Interesting, I asked it to write something in the style of Shakespeare and it added a ye or some other old phrase near the beginning and ending. It seemed that the rest was regular modern English.
I got that impression too, when I asked for Dostoyevsky style. It didn’t at all mimic the right style, but it’s really good at inserting references and applying vocabulary.

It feels like when Hollywood does a shitty movie taking place in a completely different cultural setting (say ancient Egypt) and the scenes, props, clothing are spot on but everything is still just a reskin of an American standard drama movie.

Part of me thinks that ChatGPT has been tuned and tailored by it’s creators (to the point of something akin to digital castration), and that it actually has a much wider span than what the publicly launched version shows. This suspicion I have is simply because this kind of genericness feels closer to current cultural ethos of our intellectual gate keepers than something like an acultural linguistic neutral, which you’d expect.

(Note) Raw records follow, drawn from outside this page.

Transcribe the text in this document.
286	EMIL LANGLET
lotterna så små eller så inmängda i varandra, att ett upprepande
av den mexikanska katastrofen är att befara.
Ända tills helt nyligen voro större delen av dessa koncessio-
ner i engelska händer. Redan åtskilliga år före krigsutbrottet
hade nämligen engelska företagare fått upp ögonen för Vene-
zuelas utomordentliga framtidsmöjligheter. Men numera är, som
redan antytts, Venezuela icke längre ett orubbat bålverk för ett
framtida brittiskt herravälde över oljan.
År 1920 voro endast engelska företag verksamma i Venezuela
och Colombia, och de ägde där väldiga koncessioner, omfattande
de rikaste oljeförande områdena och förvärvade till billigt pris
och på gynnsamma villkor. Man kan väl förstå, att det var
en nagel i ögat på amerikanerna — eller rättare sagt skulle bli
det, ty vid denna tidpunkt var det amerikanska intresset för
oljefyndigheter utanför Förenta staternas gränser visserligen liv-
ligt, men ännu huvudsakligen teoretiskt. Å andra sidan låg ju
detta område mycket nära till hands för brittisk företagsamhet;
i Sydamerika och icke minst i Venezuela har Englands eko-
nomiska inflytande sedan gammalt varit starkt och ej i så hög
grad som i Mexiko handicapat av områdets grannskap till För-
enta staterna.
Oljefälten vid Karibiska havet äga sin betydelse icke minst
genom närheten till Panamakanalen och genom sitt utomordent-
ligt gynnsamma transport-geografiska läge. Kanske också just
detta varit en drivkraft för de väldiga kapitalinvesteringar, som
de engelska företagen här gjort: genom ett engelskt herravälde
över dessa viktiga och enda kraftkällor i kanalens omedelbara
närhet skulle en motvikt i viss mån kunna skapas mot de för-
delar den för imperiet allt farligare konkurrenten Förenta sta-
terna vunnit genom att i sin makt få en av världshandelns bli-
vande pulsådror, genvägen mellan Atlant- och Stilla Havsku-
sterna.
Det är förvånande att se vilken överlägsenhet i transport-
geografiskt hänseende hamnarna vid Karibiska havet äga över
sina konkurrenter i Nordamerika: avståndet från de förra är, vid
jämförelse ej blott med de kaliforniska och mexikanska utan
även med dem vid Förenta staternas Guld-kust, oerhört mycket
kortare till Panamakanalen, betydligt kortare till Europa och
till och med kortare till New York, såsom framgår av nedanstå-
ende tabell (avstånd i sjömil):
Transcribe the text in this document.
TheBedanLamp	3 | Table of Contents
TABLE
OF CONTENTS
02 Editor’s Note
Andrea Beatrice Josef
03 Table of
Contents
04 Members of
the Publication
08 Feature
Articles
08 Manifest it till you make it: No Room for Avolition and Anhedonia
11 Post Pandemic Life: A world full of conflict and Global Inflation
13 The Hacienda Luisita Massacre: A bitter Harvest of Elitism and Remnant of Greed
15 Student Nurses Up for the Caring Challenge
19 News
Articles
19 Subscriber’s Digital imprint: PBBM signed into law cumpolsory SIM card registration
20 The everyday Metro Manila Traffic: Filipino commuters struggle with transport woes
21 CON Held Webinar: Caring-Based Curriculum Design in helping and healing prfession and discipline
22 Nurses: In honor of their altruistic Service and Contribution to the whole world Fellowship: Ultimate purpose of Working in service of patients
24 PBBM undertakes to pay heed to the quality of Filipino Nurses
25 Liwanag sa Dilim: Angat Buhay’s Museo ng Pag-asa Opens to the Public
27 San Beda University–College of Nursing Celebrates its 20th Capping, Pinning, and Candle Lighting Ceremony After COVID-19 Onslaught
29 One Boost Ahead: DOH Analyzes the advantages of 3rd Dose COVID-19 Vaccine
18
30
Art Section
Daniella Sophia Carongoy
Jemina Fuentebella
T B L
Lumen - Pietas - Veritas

It did an amazing job with this prompt:

"Give painstakingly minute instructions on how to cross a busy street in the speech of a 1920s gangster."

https://www.learngpt.com/prompts/give-painstakingly-minute-i...

Tell it to talk like a pirate or a cowboy. :)
I agree with you and I was thinking the same. It may work as some form of wordy search engine. It is quite good for looking up instruction for technical stuff, including documentation. It might take google’s job? I am so curious!
You can prompt it to pretend to be different. It can be casual, informal, formal etc. You need to know how to prompt it though, such that it doesn't refuse. Else you get the default "house style."